A Crohn’s disease patient reversed his painful condition with a vegan diet, doctors have claimed.
There is currently no cure for the agonising condition, which can cause diarrhoea, abdominal pain and weight loss.
However, drugs can help some patients can achieve clinical remission – when the disease is no longer active but a flare-up could still occur.
But one unidentified man’s symptoms completely disappeared after he cut animal products from his diet, after drugs failed to help.
A doctor said the case study provides ‘hope for thousands of people’ and hailed food as medicine with the life-long disease who rely on medication.
However, other experts warned against a plant-based diet, insisting there is not enough evidence it will help.
Critics of the case report even said a vegan diet could even exacerbate nutrient deficiencies in Crohn’s patients.
Doctors have hailed ‘food as medicine’ after reporting a Crohn’s disease patient reversed his painful condition with a vegan diet. Stock photo
The case study was published by medics at the Kirksville College of Osteopathic Medicine, Missouri, in the journal Nutrients.
Dr Kelsea Sandefur, the author, revealed the man had been diagnosed with Crohn’s disease in November 2014 at the age of 25.
He experienced months of weight loss, diarrhoea and flu-like symptoms, and an examination showed severe inflammation in the gut.
Treatment began in January 2015. But after a year, tests still indicated his disease was mildly active.
According to the doctors, only about 10 per cent of traditionally managed Crohn’s disease patients achieve long-term remission.
The man was still experiencing fatigue, bloating, and severe abdominal pain two years into treatment with infliximab, a strong medication.
At this point, in March 2017, the patient removed all animal products and processed foods from his diet for 40 days for religious reasons.
Prior to this, his diet had been typical of an American, consisting of meat and dairy products every day, refined grains and processed foods.
The man claimed to have experienced a total absence of symptoms by eating mostly grains, legumes, vegetables, and fruits.
He also said he was simultaneously trying to reduce stress by doing yoga, weight-lifting and running.
When he failed to stick to his diet, his symptoms would flare up, particularly fatigue, nausea, bloating.

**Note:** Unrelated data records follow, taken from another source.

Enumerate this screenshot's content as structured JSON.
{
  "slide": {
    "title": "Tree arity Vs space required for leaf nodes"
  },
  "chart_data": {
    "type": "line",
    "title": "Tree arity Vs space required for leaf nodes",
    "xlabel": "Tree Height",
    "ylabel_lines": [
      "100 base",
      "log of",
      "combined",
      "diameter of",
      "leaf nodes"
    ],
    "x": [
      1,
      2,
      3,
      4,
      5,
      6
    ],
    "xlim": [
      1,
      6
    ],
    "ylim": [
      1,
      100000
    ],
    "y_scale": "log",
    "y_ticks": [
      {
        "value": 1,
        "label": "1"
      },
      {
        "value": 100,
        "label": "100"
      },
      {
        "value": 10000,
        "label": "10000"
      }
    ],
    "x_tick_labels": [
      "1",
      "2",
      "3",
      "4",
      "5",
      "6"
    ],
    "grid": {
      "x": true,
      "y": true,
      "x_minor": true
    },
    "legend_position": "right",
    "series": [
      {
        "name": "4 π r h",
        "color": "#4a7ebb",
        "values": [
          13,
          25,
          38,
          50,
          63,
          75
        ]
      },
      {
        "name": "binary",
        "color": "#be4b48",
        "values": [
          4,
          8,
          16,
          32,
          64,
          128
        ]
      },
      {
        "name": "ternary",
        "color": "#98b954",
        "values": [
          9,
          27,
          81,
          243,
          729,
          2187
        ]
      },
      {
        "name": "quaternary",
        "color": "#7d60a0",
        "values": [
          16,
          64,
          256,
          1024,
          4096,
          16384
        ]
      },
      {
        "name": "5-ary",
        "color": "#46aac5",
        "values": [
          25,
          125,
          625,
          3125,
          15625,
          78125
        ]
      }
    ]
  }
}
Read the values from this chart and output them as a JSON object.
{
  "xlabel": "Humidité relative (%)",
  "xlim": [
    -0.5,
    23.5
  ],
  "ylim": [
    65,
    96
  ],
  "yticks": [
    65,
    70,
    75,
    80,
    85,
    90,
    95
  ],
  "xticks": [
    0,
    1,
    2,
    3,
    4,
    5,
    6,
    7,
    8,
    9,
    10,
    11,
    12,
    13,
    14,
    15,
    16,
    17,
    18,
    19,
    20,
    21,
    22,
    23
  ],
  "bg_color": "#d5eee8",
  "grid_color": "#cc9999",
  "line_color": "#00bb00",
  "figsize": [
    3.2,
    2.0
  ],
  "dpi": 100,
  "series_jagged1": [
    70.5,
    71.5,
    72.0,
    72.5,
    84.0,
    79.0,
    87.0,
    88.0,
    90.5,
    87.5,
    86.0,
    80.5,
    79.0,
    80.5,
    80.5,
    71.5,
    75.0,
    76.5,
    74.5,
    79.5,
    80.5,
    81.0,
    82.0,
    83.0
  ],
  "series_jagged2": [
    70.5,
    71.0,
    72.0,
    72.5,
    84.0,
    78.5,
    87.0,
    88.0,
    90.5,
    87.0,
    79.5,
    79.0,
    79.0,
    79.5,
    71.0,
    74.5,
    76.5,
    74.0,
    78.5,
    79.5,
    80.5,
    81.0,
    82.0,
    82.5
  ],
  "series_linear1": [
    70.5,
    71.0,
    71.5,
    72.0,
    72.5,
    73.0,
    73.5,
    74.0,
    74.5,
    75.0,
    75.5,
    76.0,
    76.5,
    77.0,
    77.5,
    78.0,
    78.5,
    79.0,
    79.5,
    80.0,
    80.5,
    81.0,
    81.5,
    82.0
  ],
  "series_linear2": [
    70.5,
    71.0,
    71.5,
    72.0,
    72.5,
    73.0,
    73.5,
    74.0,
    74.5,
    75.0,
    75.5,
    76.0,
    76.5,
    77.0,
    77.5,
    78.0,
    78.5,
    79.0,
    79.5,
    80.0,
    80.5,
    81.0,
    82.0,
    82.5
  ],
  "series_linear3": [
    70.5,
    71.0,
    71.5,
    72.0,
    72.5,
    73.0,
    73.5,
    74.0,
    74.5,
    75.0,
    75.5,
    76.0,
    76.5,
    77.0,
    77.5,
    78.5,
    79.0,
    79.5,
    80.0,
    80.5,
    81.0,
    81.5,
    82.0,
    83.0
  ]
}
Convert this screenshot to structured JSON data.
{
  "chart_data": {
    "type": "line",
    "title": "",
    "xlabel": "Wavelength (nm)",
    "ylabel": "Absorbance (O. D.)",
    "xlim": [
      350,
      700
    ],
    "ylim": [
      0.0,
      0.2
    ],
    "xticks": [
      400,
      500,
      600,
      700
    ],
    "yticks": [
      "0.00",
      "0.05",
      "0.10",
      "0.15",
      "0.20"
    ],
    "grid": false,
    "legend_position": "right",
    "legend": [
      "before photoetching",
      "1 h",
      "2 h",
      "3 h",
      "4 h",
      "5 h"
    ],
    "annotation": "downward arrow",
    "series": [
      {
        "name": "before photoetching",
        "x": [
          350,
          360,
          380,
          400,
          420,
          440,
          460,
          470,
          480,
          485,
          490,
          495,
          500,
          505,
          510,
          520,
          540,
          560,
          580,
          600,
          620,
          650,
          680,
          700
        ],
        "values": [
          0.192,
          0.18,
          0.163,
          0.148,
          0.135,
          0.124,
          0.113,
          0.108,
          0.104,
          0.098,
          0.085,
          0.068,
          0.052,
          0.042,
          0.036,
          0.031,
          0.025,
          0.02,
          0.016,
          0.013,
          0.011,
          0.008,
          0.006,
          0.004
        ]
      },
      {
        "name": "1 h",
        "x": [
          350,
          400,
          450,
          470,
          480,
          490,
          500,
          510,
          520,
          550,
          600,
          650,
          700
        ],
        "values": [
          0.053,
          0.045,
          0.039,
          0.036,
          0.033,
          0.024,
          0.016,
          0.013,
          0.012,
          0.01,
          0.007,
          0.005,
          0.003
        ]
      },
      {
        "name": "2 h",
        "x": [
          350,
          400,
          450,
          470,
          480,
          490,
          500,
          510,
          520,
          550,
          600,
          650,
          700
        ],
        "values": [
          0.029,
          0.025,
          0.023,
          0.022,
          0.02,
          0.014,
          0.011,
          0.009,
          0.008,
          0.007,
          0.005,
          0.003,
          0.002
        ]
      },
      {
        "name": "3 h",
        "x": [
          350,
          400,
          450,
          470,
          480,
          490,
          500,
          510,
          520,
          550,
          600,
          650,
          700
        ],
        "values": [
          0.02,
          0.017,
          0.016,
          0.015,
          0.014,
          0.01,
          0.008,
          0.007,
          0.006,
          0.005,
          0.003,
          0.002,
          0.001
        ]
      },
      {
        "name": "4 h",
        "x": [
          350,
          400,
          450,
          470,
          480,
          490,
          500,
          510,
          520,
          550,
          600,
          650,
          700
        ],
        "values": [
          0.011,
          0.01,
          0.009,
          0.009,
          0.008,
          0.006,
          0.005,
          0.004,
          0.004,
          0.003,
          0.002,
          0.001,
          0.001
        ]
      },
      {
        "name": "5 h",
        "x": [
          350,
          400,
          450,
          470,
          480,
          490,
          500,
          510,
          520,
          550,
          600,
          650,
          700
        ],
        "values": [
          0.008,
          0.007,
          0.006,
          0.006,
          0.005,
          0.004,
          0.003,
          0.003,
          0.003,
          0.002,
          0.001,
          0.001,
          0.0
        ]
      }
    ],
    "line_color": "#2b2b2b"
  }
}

Tests six months later showed complete healing of the linings in his gut, and after 18 months, the patient was able to stop taking medication.
He claims to have had no relapses since.
The study authors noted a plant-based diet is high in fibre, which promotes overall gut health by feeding good bacteria in the gut.
Dr Hana Kahleova, director of clinical research at the Physicians Committee for Responsible Medicine, Washington, praised the report.
The man, who has not been named, was diagnosed with Crohn’s in November 2014. Test results from a colonoscopy show inflammation in his gut (pictured)
Tests six months later showed complete healing in the linings of his gut (pictured)
She said: ‘This case study offers hope for hundreds of thousands of people suffering from the painful symptoms associated with Crohn’s disease.
‘This case study supports the idea that food really is medicine. Not only does it show that eating a high-fibre, plant-based diet could help lead to Crohn’s remission.
‘But all the “side effects” are good ones, including a reduced risk for heart disease, type 2 diabetes, and certain types of cancer.’
The NHS and charities such as Crohn’s and Colitis UK say there is no evidence to suggest a particular food or diet can cause – or cure – inflammatory bowel diseases.
In fact, they mostly advise against high fibre foods because they are difficult on the intestines which may be narrowed due to inflammation.
A vegan or plant-based diet could also lead to mineral and vitamin deficiencies, which patients with Crohn’s are already at risk of.
Dr Megan Rossi, a research fellow at King’s College London and founder of The Gut Clinic, told MailOnline: ‘If you have very active Crohn’s, weight can be an issue and affect overall health. A really strict diet like veganism can make them even more malnourished.
‘We certainly believe diet plays a role in this disease and we would always recommend a diet with less processed food.
‘But whether they need to go 100 per cent plant based there is not enough evidence to support and is not very achievable.
‘This report is quite extreme in that it only looks at one person and may not send the right message out. We need to make sure people don’t stop their medication.’
While a whole food diet has previously been proposed as a successful tool to manage Crohn’s alongside treatment, there are no human intervention studies.